Ethics lesson delivered to local officials


By Peter H. Milliken

milliken@vindy.com

YOUNGSTOWN

Several dozen Mahoning County officials got schooled on the Ohio Ethics Law.

Susan Willeke, education and communication administrator with the Columbus-based Ohio Ethics Commission, delivered the two-hour presentation Tuesday at Oakhill Renaissance Place.

The state’s ethics law is a criminal law that bars biased expenditures of public funds and conflicts of interest in decision-making by public officials.

“We all have the right to know that government’s fair – that it wasn’t influenced – that it wasn’t skewed by those outside interests,” Willeke told the audience, which consisted of all three county commissioners and a broad spectrum of county agency and court officials.

As an example, Willeke said a Job and Family Services worker needs to remove himself or herself from the eligibility determination when a relative applies for benefits.

A health-department employee needs to remove himself or herself from inspections of a restaurant owned by members of his or her family, she added.

“When I act on my conflicts of interest, not only am I violating the public’s trust and potentially putting them in jeopardy, depending on what my job is, I am also putting myself in a situation where I could be convicted of a crime,” Willeke explained.

The state ethics law also prohibits public officials from disclosing confidential information and bans coercion of campaign contributions.

The law also bars private business people from giving improper compensation or things of substantial value to public officials and employees with whom they do business; and it bars public employees from accepting such gifts.

“They’ll probably take back with them what we’re allowed to do, what we’re not allowed to do, what you need to get permission for, or how do you have to follow the law in different respects?,” Carol Rimedio-Righetti, chairwoman of the county commissioners, said of the county officials in attendance.

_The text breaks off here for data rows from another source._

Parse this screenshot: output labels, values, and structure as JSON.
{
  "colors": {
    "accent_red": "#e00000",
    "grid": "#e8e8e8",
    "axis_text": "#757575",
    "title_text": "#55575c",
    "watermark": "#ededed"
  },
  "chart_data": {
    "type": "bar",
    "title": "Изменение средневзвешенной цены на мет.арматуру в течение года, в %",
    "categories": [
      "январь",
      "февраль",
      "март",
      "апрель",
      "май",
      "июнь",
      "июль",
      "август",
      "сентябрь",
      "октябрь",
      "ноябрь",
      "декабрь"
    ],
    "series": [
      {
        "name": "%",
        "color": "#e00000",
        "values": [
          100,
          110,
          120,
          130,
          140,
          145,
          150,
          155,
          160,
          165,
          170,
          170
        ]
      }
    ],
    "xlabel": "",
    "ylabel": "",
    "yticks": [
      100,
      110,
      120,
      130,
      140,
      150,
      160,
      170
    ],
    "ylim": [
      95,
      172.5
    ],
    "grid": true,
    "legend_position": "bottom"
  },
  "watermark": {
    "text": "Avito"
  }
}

“The vast majority of people in public service want to do the right thing. There are about 600,000 people in public service in Ohio,” Willeke said in an interview.

The Ohio Ethics Law was enacted by the state legislature, and the OEC was created to administer it in 1973.

The commission is comprised of three Democrats and three Republicans appointed by the governor to six-year staggered terms and subject to Senate confirmation.

The commission has a 21-member staff, which includes lawyers, investigators and disclosure and education staff.

Ohio is one of more than 40 states with an ethics commission.

The commission advises and guides public officials concerning the ethics law; receives financial disclosure forms from all state, county and city elected officials and candidates for office; investigates complaints alleging ethics law violations and prosecutes violators and assists the legislature in considering ethics legislation.

OEC Executive Director Paul Nick was one of the prosecutors in the first Oakhill Renaissance Place criminal conspiracy case, which alleged a conspiracy among a private landlord and Mahoning County officials to impede the 2007 move of the county Department of Job and Family Services from rented quarters to the county-owned Oakhill.

The location of the workshop was ironic, but Remedio-Righetti said the commissioners’ decision to invite Willeke was not inspired by the Oak-hill criminal case or any other Mahoning Valley corruption case involving public officials.

“This doesn’t have anything to do with that. That’s over,” Remedio-Righetti said emphatically concerning the Oakhill criminal case.

The commissioners invited all Mahoning County elected officials and department heads to Tuesday’s program, but their attendance was optional, she said.

The ethics commission gives about 200 presentations, such as the one given Tuesday, annually around the state.

Willeke also gave her ethics law presentation locally in recent months at the invitation of Mahoning County Auditor Ralph Meacham.